Another challenge IBM faced of course is that very little of IBM’s current software revenue stream is SOA-based. But I said at the time that if IBM wants to say SOA is a business strategy, it had its advertising power during the upcoming golf-season and March-Madness basketball tournament to make it so. We saw later that month that IBM also commissioned the Object Management Group to advocate for SOA as a business issue from the user side.
Looks like it worked. This month, IBM announced the results of “a survey of clients” that concludes that the “strategic decisions to adopt an SOA are shifting away from the realm of IT staffers to business executives.” That must be why so many IT guys are telling me the IBM message causes them so many problems (expletives deleted) but are also good for a stress-relieving laugh. And why TIBCO’s (TIBX) Greg the Architect series had so much fun with the SOA acronym and won awards for best tech PR.
The survey was conducted for IBM by the Link Group and consisted of a “sampling of” attendees at the IBM Impact 2007 SOA event in May, which drew more than 4,200 technical and business leaders. This approach has a few methodological problems of course but it’s interesting to see what they said. The survey revealed that 67 percent of the respondents said the key decision makers responsible for moving to an SOA strategy are business leaders, including C-level executives and business managers. For anybody that remembers a few years back, that was the same crew that brought us the dot.com bubble.
Additionally, 65 percent of “clients” said that business leaders are also primarily responsible for selecting an IT partner to help achieve business goals in an SOA. I think the press release means to say (1.) attendees at the event (2.) that took the survey but I am not sure. And of course, 53 percent of respondents indicated that their budgets for SOA projects for 2007 increased between 10 and 20 percent compared to 2006. That’s not exactly a wow increase but that’s what the survey said.

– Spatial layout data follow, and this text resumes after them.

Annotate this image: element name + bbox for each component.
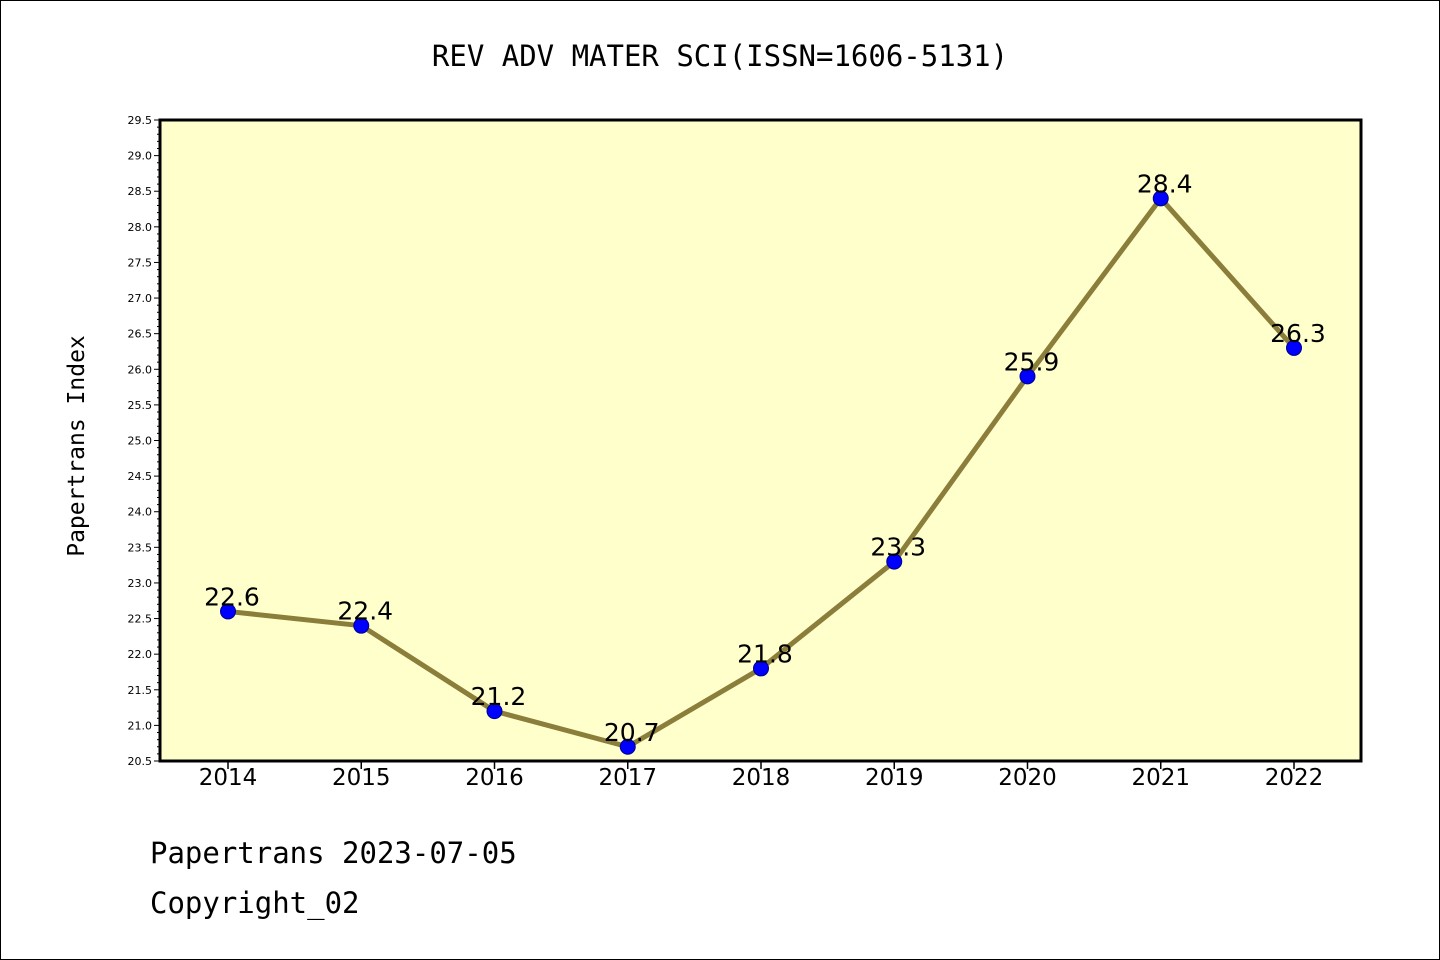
plot-area (158, 118, 1363, 763)
x-axis: 2014 2015 2016 2017 2018 2019 2020 2021 2022 (199, 761, 1324, 791)
x-tick-label: 2016 (465, 765, 524, 791)
data-label: 22.4 (337, 597, 393, 626)
data-points (220, 190, 1302, 755)
data-point-marker (753, 660, 769, 677)
y-tick-label: 29.5 (128, 114, 153, 127)
x-tick-label: 2018 (732, 765, 791, 791)
y-axis-label: Papertrans Index (64, 335, 90, 557)
y-tick-label: 20.5 (128, 755, 153, 768)
data-point-marker (886, 553, 903, 570)
y-tick-label: 23.5 (128, 541, 153, 554)
data-point-marker (353, 617, 370, 634)
data-label: 21.8 (737, 639, 793, 668)
x-tick-label: 2019 (865, 765, 924, 791)
x-tick-label: 2017 (598, 765, 657, 791)
footer-date-label: Papertrans 2023-07-05 (150, 836, 517, 870)
data-label: 23.3 (870, 533, 926, 562)
data-label: 26.3 (1270, 319, 1326, 348)
x-tick-label: 2021 (1131, 765, 1190, 791)
y-axis: 20.5 21.0 21.5 22.0 22.5 23.0 23.5 24.0 24.5 25.0… (128, 114, 160, 768)
data-point-marker (486, 703, 503, 720)
x-tick-label: 2015 (332, 765, 391, 791)
data-label: 21.2 (471, 682, 527, 711)
data-point-marker (1152, 190, 1169, 207)
y-tick-label: 26.0 (128, 363, 153, 376)
data-label: 22.6 (204, 582, 260, 611)
y-tick-label: 27.0 (128, 292, 153, 305)
data-labels: 22.6 22.4 21.2 20.7 21.8 23.3 25.9 28.4 26.3 (204, 169, 1326, 746)
data-point-marker (619, 738, 636, 755)
y-tick-label: 24.5 (128, 470, 153, 483)
x-tick-label: 2020 (998, 765, 1057, 791)
y-tick-label: 25.5 (128, 399, 153, 412)
data-label: 25.9 (1004, 347, 1060, 376)
y-tick-label: 27.5 (128, 256, 153, 269)
y-tick-label: 22.0 (128, 648, 153, 661)
chart-title: REV ADV MATER SCI(ISSN=1606-5131) (432, 39, 1008, 73)
data-label: 20.7 (604, 718, 660, 747)
data-label: 28.4 (1137, 169, 1193, 198)
y-tick-label: 28.0 (128, 221, 153, 234)
data-point-marker (1019, 368, 1036, 385)
y-tick-label: 22.5 (128, 613, 153, 626)
y-tick-label: 25.0 (128, 435, 153, 448)
footer-copyright-label: Copyright_02 (150, 886, 360, 920)
y-tick-label: 21.0 (128, 719, 153, 732)
x-tick-label: 2022 (1265, 765, 1324, 791)
y-tick-label: 24.0 (128, 506, 153, 519)
y-tick-label: 23.0 (128, 577, 153, 590)
data-point-marker (220, 603, 236, 620)
y-tick-label: 21.5 (128, 684, 153, 697)
x-tick-label: 2014 (199, 765, 258, 791)
data-point-marker (1286, 339, 1302, 356)
y-tick-label: 26.5 (128, 328, 153, 341)
y-tick-label: 28.5 (128, 185, 153, 198)
y-tick-label: 29.0 (128, 150, 153, 163)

IT guys get either bent out of shape or a good laugh out of this stuff because basically the IT whole world is going to be based on SOA by about 2019 no matter what, ending a process that began around 2001, just as almost the whole IT world today is based on n-tier client/server computing, almost at the end of a process that began around 1989. No amount of surveys or advocacy groups is going to make it happen any faster or slower. But IBM will do its best to speed up the chemistry.
(By the way, the SOA buzzword itself is in the third year of the typical five-year life of buzzwords. With the standard buzzword half-life of one year, SOA will soon become much less visible. Greg the Architect will have to find a new buzzword to kick around.)